Google Releases New Security Upgrades For Workspace and Chronicle Powered by Gemini

Google Releases New Security Upgrades For Workspace and Chronicle Powered by Gemini

Cyberattacks are growing more frequent and complex as a result of the development of generative AI. According to a report, there was a 20% rise in data breaches from 2022 to 2023. But maintaining an advantage over threats may also depend on GenAI.

Google presented new AI-powered technologies at Google Cloud Next ’24 on Tuesday, aiming to enhance threat detection, expand insights, and provide solutions. Both solutions, which are integrated into Google’s SecLM API, empower security teams and boost productivity by utilizing Gemini, the company’s freshly rebranded AI chatbot.

Threat Intelligence: Gemini

Gemini now accesses Mandiant, Google’s threat data compilation service, through conversational search to gain knowledge about the actions of malicious actors. Google expects that by using Gemini, security teams would be able to more accurately identify suspicious activities, resulting in a quicker detection of threats.

By “automating web crawling for relevant Open-Source Intelligence (OSINT) articles, ingesting information and providing concise summaries to aid analysts,” the tool also improves the efficiency of threat research, according to a Google blog post. Gemini in Security, like most existing AI applications, aims to increase the productivity of baseline protection efforts so that security analysts may concentrate on advanced threats.

The company says that Gemini enables security teams to examine larger code samples in search of indications of possibly harmful behavior. “Gemini’s larger context window allows for analysis of the interactions between modules, providing new insight into code’s true intent,” Google stated. Public preview of the feature is presently underway.

In security operations, Gemini

Google is currently integrating Gemini in Security Operations to Chronicle, the company’s security operations platform, following the general release of Duet AI in Security Operations in December 2023. The functionality summarizes information using natural language, which can help security teams identify and address vulnerabilities and improve Chronicle’s usability.

As per Google, the upgrade includes a new assisted investigation feature that “navigates users through the platform via conversational chat, summarizes event data, converts natural language to new detections, and recommends actions it takes.” By the end of April 2024, Gemini will be widely accessible in Security Operations.

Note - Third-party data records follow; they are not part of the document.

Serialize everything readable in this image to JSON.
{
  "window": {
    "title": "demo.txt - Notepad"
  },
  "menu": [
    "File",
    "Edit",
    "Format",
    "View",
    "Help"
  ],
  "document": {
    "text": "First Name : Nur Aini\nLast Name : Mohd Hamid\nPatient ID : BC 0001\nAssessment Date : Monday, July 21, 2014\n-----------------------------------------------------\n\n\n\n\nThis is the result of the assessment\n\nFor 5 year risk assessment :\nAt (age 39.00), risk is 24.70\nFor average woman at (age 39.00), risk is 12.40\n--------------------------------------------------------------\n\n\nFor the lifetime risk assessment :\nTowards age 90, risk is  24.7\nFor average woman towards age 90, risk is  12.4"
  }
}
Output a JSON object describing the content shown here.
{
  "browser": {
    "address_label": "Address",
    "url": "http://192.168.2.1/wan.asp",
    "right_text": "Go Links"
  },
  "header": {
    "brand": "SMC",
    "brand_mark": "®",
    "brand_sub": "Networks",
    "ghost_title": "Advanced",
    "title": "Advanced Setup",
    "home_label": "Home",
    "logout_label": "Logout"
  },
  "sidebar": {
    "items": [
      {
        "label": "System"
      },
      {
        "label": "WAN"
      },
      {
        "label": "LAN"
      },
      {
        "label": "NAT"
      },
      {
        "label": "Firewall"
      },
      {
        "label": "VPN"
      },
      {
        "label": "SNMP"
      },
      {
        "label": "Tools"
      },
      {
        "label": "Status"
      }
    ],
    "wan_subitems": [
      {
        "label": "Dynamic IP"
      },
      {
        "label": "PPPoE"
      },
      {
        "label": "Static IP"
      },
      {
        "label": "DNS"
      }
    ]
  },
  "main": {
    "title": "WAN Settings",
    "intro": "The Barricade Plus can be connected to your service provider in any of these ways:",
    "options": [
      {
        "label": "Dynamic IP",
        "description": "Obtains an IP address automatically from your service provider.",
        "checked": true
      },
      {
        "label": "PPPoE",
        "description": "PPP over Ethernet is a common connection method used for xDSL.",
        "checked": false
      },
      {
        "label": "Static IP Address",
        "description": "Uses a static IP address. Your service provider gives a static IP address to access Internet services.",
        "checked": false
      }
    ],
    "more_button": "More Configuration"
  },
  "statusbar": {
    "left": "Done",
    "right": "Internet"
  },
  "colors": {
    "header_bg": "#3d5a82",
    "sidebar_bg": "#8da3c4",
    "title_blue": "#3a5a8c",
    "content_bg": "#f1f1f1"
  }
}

The goal of both Gemini enhancements is to assist users in creating more effective security-specific data agents.

Enhancements to Gmail and Workspace

Additionally, Google unveiled a Workspace add-on that enables IT teams to use AI models and data loss prevention (DLP) policies trained on their organization’s data to categorize and safeguard critical material. Workspace administrators will be able to continually assess both new and old Drive files for every employee, as well as automatically safeguard data across the whole organization.

By using a company’s specific data to train models, the add-on further customizes privacy efforts and may aid teams in anticipating security requirements. The add-on will be accessible for most Workspace plans for $10 per month per user; however, Google did not specify to whom or when the feature would be broadly available.

Gmail and Workspace were developed with a zero-trust security strategy in mind, according to Google’s announcement. In keeping with this, the business is also introducing classification labels and expanded DLP controls to Gmail (which is now in beta). Gmail already prevents “more than 99.9% of spam, phishing attempts, and malware from reaching your inbox,” according to the firm, and LLMs will now enable them to remove 20% more dubious content.

Additionally, the business claims that the update would enable Google to “evaluate 1,000 times more user-reported spam in Gmail every day.”

Experts predict that our existing encryption techniques will eventually be superseded by quantum computing. Google also revealed that it is integrating “experimental support for post-quantum cryptography (PQC) in client-side encryption” through third-party partners Thales and Fortanix in order to account for quantum computer attacks.